EC: It's the fear factor. Many execs aren't afraid of doing what's been done (if their movie tanks, they can say, "But we just did what we're supposed to do"); it's scarier to take a flier on something that's unproven.
Dave: A sigh and a hug, eh? Your candidacy for sainthood has just officially gone through, and meanwhile, as Jonathan said -
Jonathan: I'll be right behind you in the line to see Dave's rom-com, and I like your A through D (especially D's parenthetical).
Beth: Good point. It's just that living, breathing, intriguing rom-coms (as opposed to zom-coms) manage to get through that basic structure - and hit the requisite emotions - with far more panache, credibility and depth.
Posted by: mernitman | March 16, 2010 at 06:21 PM
My first thought was that there is nothing wrong with either zom-coms or genuine rom-coms that 3-D can't fix.
But as I thought further, I realized the death of newspapers, books, romantic comedies -- you name it! -- was predictable and even foreseen. By me! About a year ago I wrote a post, "Forget newspapers - everything is dead!" where I quoted numerous unnamed sources describing this eventuality. The upside of all this is the elimination of any need for sustainable business models. Who needs budgets or profits when everything is dead, including budgets and profits?

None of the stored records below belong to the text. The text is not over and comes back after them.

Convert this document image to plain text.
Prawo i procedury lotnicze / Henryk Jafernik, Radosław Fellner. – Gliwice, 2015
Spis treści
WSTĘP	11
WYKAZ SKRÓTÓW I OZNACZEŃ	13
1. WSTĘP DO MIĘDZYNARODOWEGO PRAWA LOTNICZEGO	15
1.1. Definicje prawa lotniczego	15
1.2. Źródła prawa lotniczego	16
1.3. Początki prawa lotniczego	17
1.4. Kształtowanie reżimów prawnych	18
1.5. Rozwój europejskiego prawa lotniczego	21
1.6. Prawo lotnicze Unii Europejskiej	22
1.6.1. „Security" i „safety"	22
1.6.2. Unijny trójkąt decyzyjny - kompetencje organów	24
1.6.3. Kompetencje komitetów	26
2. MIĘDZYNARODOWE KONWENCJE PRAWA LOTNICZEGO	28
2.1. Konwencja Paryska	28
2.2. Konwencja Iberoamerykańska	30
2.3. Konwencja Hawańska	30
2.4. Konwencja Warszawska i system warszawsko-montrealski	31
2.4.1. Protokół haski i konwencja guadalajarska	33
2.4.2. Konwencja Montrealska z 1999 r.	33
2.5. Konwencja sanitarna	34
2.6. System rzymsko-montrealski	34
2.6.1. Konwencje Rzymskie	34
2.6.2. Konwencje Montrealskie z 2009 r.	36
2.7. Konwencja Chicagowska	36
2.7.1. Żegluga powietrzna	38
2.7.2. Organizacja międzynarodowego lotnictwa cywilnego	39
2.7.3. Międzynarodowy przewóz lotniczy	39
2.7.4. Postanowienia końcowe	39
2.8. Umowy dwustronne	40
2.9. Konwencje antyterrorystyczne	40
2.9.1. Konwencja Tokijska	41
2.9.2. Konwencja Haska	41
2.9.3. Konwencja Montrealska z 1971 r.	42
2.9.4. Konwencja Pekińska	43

http://writelife.net/2009/04/03/everything-is-dead/
Posted by: Bill | March 17, 2010 at 04:30 AM
More seriously, I agree with Beth's point about rituals. I think the problem with "breaking through the structure" is that sometimes when it is attempted, people try to hard, sometimes neglecting the structure, and there is a disconnect with the audience. I think it's probably quite difficult to finesse something like this. (I'm also amazed at how many people like, and like a lot, some of those zom-coms you speak of.)
Posted by: Bill | March 17, 2010 at 04:36 AM
Must admit,'Shaun of the Dead' is one of my fav's.
It's interesting to see there's a lot of zombie mrchandise around.I found a book of zombie haiku on Amazon that made me laugh out loud,so I'll share one.I think it also addresses the fact that just because it's a zombie film doesn't mean it's easy to write a good one.
Biting into heads
is much harder than it looks
the skull is fiesty
Cheers,
Judith
Posted by: Judith Duncan | March 21, 2010 at 03:12 PM
Bill: There is no accounting for taste. And the humans, in general.
Judith: "The skull is feisty!" I want this on a t-shirt.